Liar liar
It’s a funny old thing, lying. People claim to hate it, and say that they hate it when politicians lie, but in reality they don’t – or at least don’t always. Gordon Brown lost the next election in 2007, when he marched his troops to the top of the electoral hill, and then tamely marched them back again. But voters really turned against him with a vengeance when he claimed to a press conference that the sharp narrowing of the polls, particularly a marginal seats poll in the News of the World, had nothing to do with his decision to cancel the election.
Bull-shit. The polls had everything to do with it – if the polls had still been showing a 10 point Labour lead, then there would have been an election. It was a lie, pure and simple. And everyone knew it was a lie. Everyone hates liars, ergo Labour fell of a cliff and have never recovered.
And yet. Before that election that never was, when it looked certain that the only question was how much Labour would win by, David Cameron was publically insisting that he believed the Tories would win outright.

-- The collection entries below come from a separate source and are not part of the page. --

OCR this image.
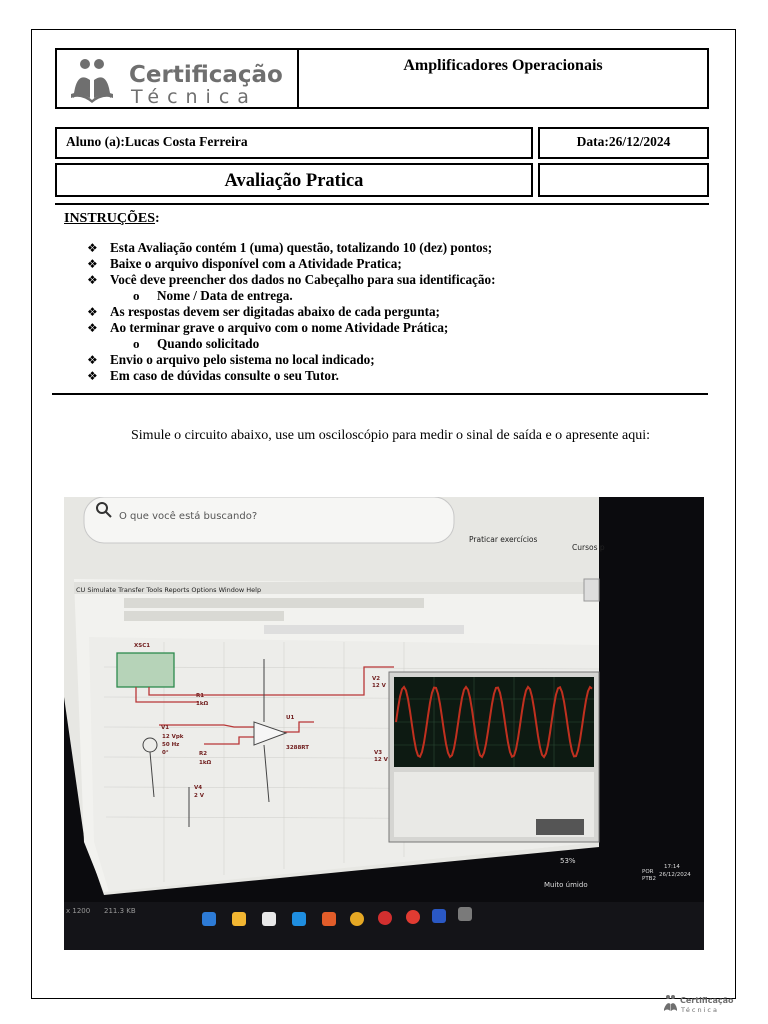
Certificação
Técnica
Amplificadores Operacionais
Aluno (a):Lucas Costa Ferreira	Data:26/12/2024
Avaliação Pratica
INSTRUÇÕES:
❖ Esta Avaliação contém 1 (uma) questão, totalizando 10 (dez) pontos;
❖ Baixe o arquivo disponível com a Atividade Pratica;
❖ Você deve preencher dos dados no Cabeçalho para sua identificação:
o Nome / Data de entrega.
❖ As respostas devem ser digitadas abaixo de cada pergunta;
❖ Ao terminar grave o arquivo com o nome Atividade Prática;
o Quando solicitado
❖ Envio o arquivo pelo sistema no local indicado;
❖ Em caso de dúvidas consulte o seu Tutor.

Simule o circuito abaixo, use um osciloscópio para medir o sinal de saída e o apresente aqui:

O que você está buscando?
Praticar exercícios
Cursos p
CU Simulate Transfer Tools Reports Options Window Help
XSC1
R1
1kΩ
V1
12 Vpk
50 Hz
0°	R2
1kΩ
U1
3288RT
V4
2 V
V2
12 V
V3
12 V
x 1200 211.3 KB
Muito úmido
53%
POR
PTB2
17:14
26/12/2024
Certificação
Técnica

He can’t really have believed that – the best the Tories could have done in a 2007 election was deprive Labour of their majority. Further, the whole aim of the Tory conference of 2007 was to spook Labour into calling off the election – an election that the Tories were desperate not to have to fight. So, this too was a lie. But it is not one that people seem particularly to disapprove of.

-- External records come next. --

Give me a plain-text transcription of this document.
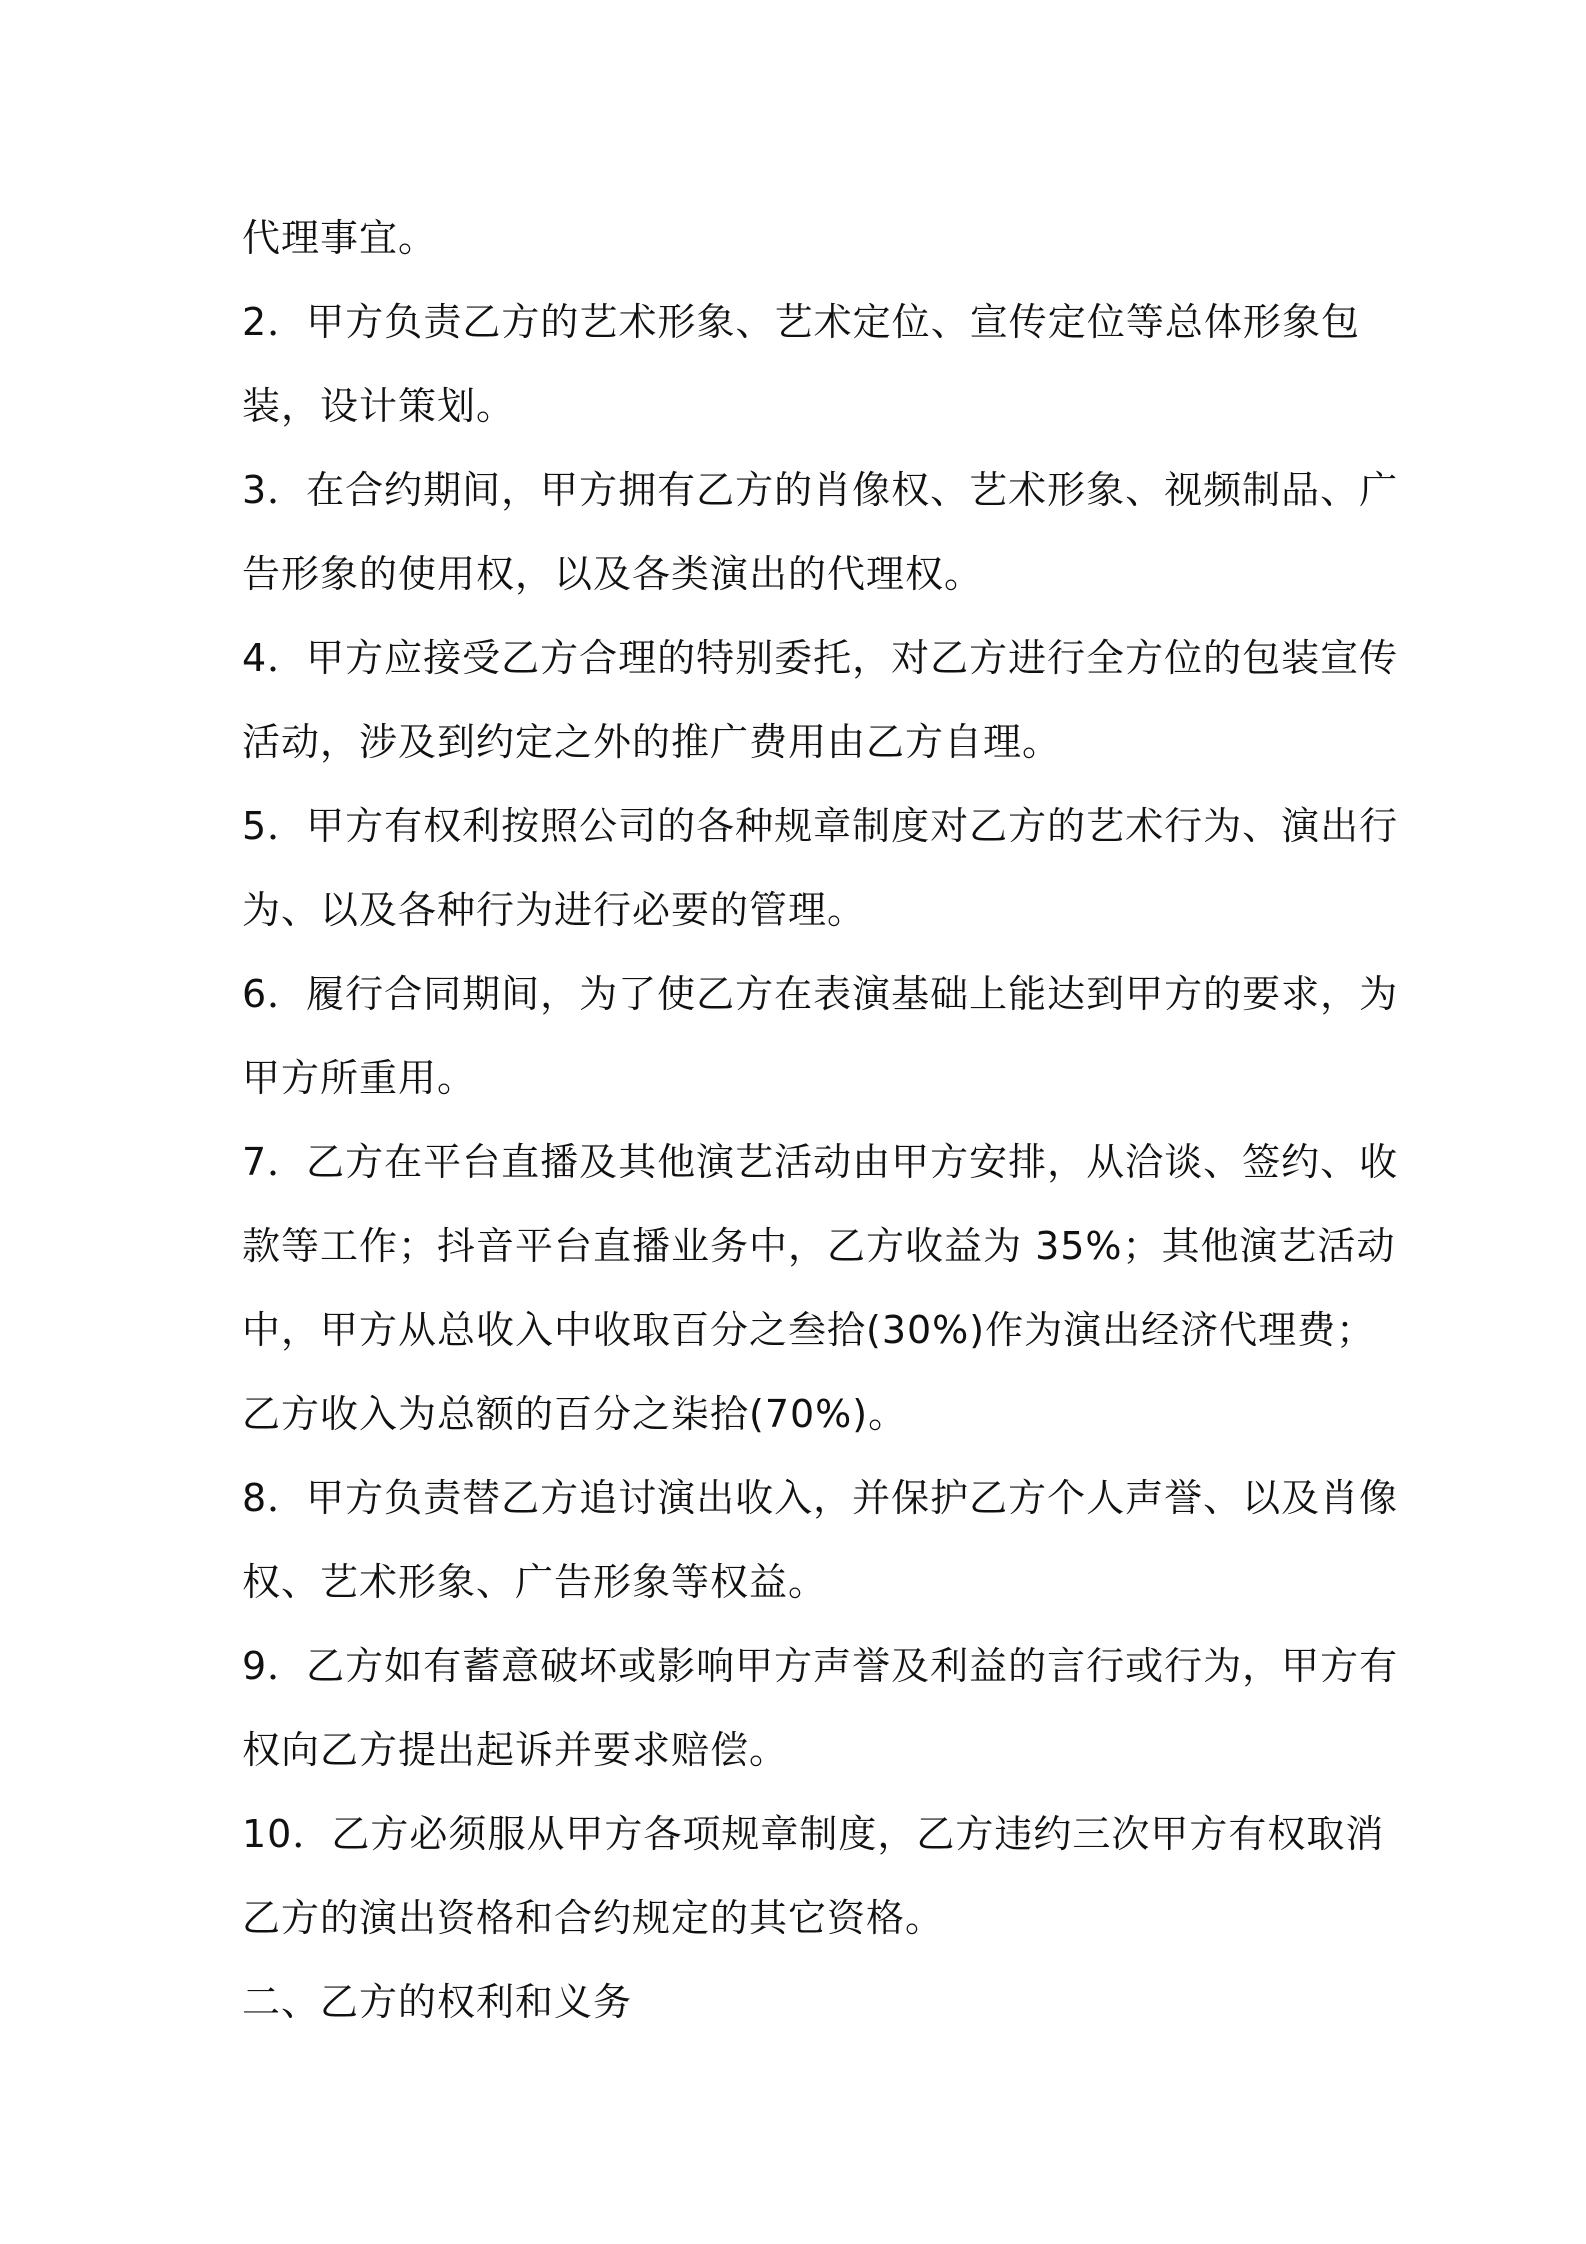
代理事宜。
2．甲方负责乙方的艺术形象、艺术定位、宣传定位等总体形象包
装，设计策划。
3．在合约期间，甲方拥有乙方的肖像权、艺术形象、视频制品、广
告形象的使用权，以及各类演出的代理权。
4．甲方应接受乙方合理的特别委托，对乙方进行全方位的包装宣传
活动，涉及到约定之外的推广费用由乙方自理。
5．甲方有权利按照公司的各种规章制度对乙方的艺术行为、演出行
为、以及各种行为进行必要的管理。
6．履行合同期间，为了使乙方在表演基础上能达到甲方的要求，为
甲方所重用。
7．乙方在平台直播及其他演艺活动由甲方安排，从洽谈、签约、收
款等工作；抖音平台直播业务中，乙方收益为 35%；其他演艺活动
中，甲方从总收入中收取百分之叁拾(30%)作为演出经济代理费；
乙方收入为总额的百分之柒拾(70%)。
8．甲方负责替乙方追讨演出收入，并保护乙方个人声誉、以及肖像
权、艺术形象、广告形象等权益。
9．乙方如有蓄意破坏或影响甲方声誉及利益的言行或行为，甲方有
权向乙方提出起诉并要求赔偿。
10．乙方必须服从甲方各项规章制度，乙方违约三次甲方有权取消
乙方的演出资格和合约规定的其它资格。
二、乙方的权利和义务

There are, in other words, understandable and expected lies – ‘of course the Prime Minister and I get on’, ‘Bloggs is an excellent MP and a good friend’, ‘I have no plans to run for the leadership’ – all these are lies that we expect MPs to make. The lies we don’t like are the ones where we feel the politician is not playing the game. It’s the difference between ‘no dear, your bottom does not look big in that’, and ‘I did not have sexual relations with that woman.’ And in this instance it was Gordon who was left with the sticky dress.